Herodes Antipás, rey de Judea, cuyo poder equivalía al del sultán de Tunez en nuestros días, fue exiliado por Tiberio y murió desdichado en Lyon.

Salomé, cuya hermosa danza había cegado al rey, murió bailando; extraña muerte, envidiada por las bailarinas.

Esta dama bailó una vez durante una fiesta, en una terraza de mármol incrustada de serpentina de un procónsul. Éste se la llevó, al abandonar Judea, a una provincia bárbara del norte del Danubio.

Sucedió que, habiéndose perdido sola un día de invierno en la orilla del río helado, el hielo azulado la sedujo y se lanzó sobre el danzando. Como siempre, estaba ricamente ataviada y dorada por aquellas cadenas de minúsculas mallas como las que después hicieron los joyeros venecianos que se quedaban ciegos a los 30 años por la minuciosa labor. Danzó sin tiempo, mimando el amor, la muerte, la locura. Y, por cierto, parecía que algo de locura había en su gracia y su belleza. Según las actitudes de su flexible cuerpo, sus manos escribían mudos mensajes. Nostálgicamente, simuló los lentos movimientos de las recogedoras en los olivares de Judea, acuclilladas y enguantadas, cuando caen las aceitunas maduras.
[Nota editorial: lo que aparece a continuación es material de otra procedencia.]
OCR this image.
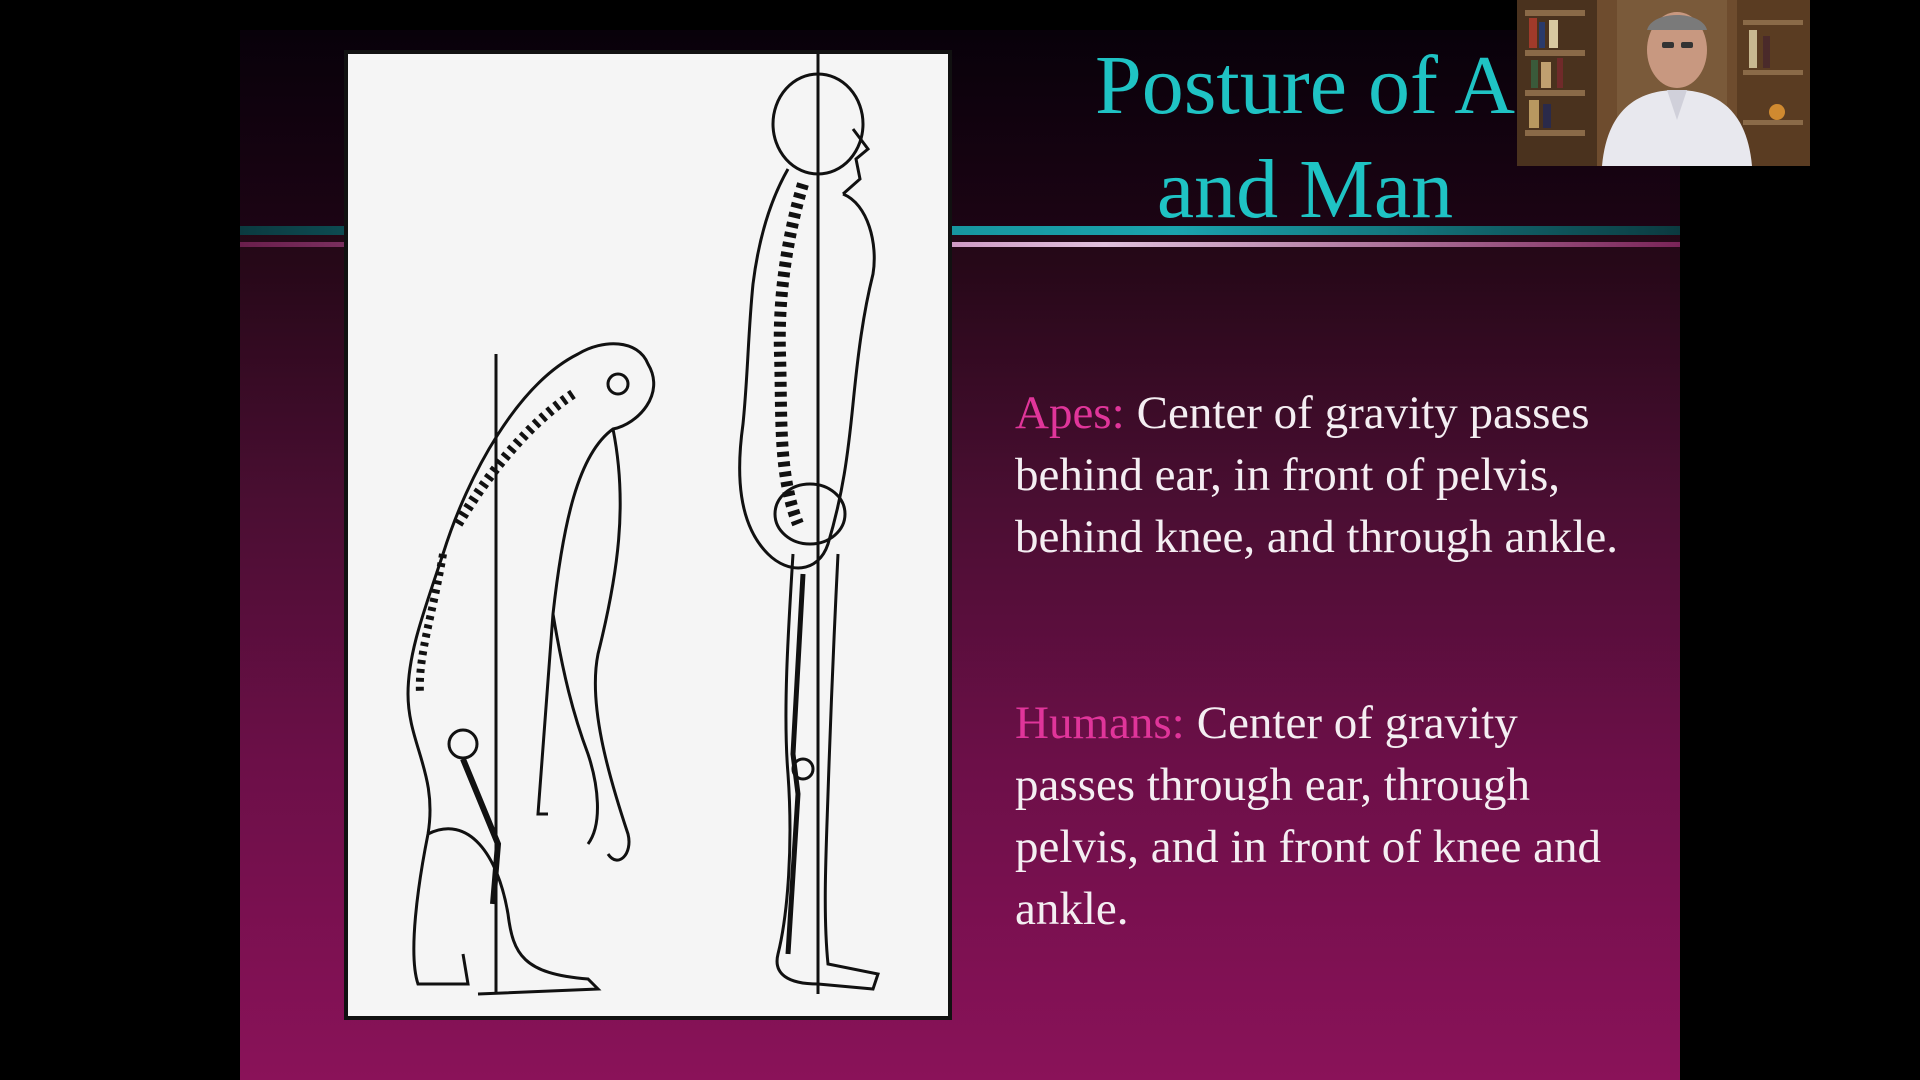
Posture of A
and Man
Apes: Center of gravity passes behind ear, in front of pelvis, behind knee, and through ankle.
Humans: Center of gravity passes through ear, through pelvis, and in front of knee and ankle.
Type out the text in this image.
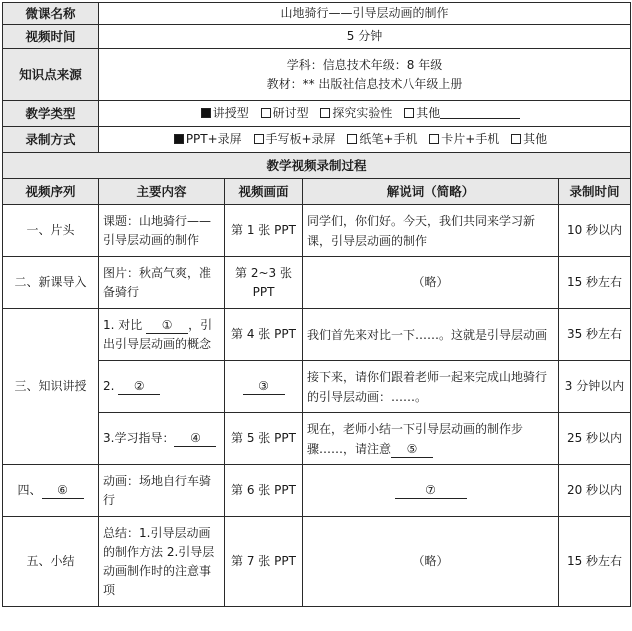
微课名称	山地骑行——引导层动画的制作			
视频时间	5 分钟			
知识点来源	学科：信息技术年级：8 年级
教材：** 出版社信息技术八年级上册			

教学类型	讲授型 研讨型 探究实验性 其他			
录制方式	PPT+录屏 手写板+录屏 纸笔+手机 卡片+手机 其他			
教学视频录制过程				
视频序列	主要内容	视频画面	解说词（简略）	录制时间
一、片头	课题：山地骑行——引导层动画的制作	第 1 张 PPT	同学们，你们好。今天，我们共同来学习新课，引导层动画的制作	10 秒以内
二、新课导入	图片：秋高气爽，准备骑行	第 2~3 张 PPT	（略）	15 秒左右
三、知识讲授	1. 对比 ① ，引出引导层动画的概念	第 4 张 PPT	我们首先来对比一下……。这就是引导层动画	35 秒左右
	2. ②	③	接下来，请你们跟着老师一起来完成山地骑行的引导层动画：……。	3 分钟以内
	3.学习指导： ④	第 5 张 PPT	现在，老师小结一下引导层动画的制作步骤……，请注意 ⑤	25 秒以内
四、 ⑥	动画：场地自行车骑行	第 6 张 PPT	⑦	20 秒以内
五、小结	总结：1.引导层动画的制作方法 2.引导层动画制作时的注意事项	第 7 张 PPT	（略）	15 秒左右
Luego, con los párpados semi cerrados, intentó pasos casi olvidados: aquella sacrílega danza cuyo premio había sido, antaño, la cabeza del Bautista. De pronto, se quebró el hielo bajo sus pies y se hundió en el Danubio, de tal modo que, con el cuerpo en el agua, la cabeza permaneció encima del hielo que se volvió a juntar y a soldar. Algunos terribles gritos asustaron a los grandes pájaros de pesado vuelo y cuando la desdichada calló su cabeza parecía cortada y dispuesta en una charola de plata.

Llegó la noche, clara y fría; brillaban las constelaciones. Unos animales salvajes llegaron a oler a la moribunda que aún los miraba con terror. Por fin, en un último esfuerzo, apartó los ojos de las cosas terrestres para levarlos hacia las osas celestes y expiró.

Como una opaca gema, permaneció por mucho tiempo la cabeza sobre los lisos hielos que la rodeaban. La respetaron pájaros rapaces y bestias salvajes. Pasó el invierno. Luego, con el sol de pascua, llegó el deshielo y el cuerpo ataviado, incrustado de joyas, fue arrojado a una prilla para fatales podredumbres.

Algunos rabinos creen que el alma de Adán animó también a Moisés y a David. No dudo que la de Salomé haya habitado a la hija de Jefté, y que, sin dejar de viajar desde entonces, sobreviva en España, en Turquía, o quizá en las provincias del Danubio, en el cuerpo de una danzante de Kolo, esa obscena ronda que se puede llamar: la danza de las nalgas.

 

 

3. Los antojos

Hubo una vez, en Lyon, un fabricante de seda apellidado Gorene a quien sus padres, muy piadosos, pusieron el nombre de Gaetán porque había nacido el día de la huida del papa a Gaete.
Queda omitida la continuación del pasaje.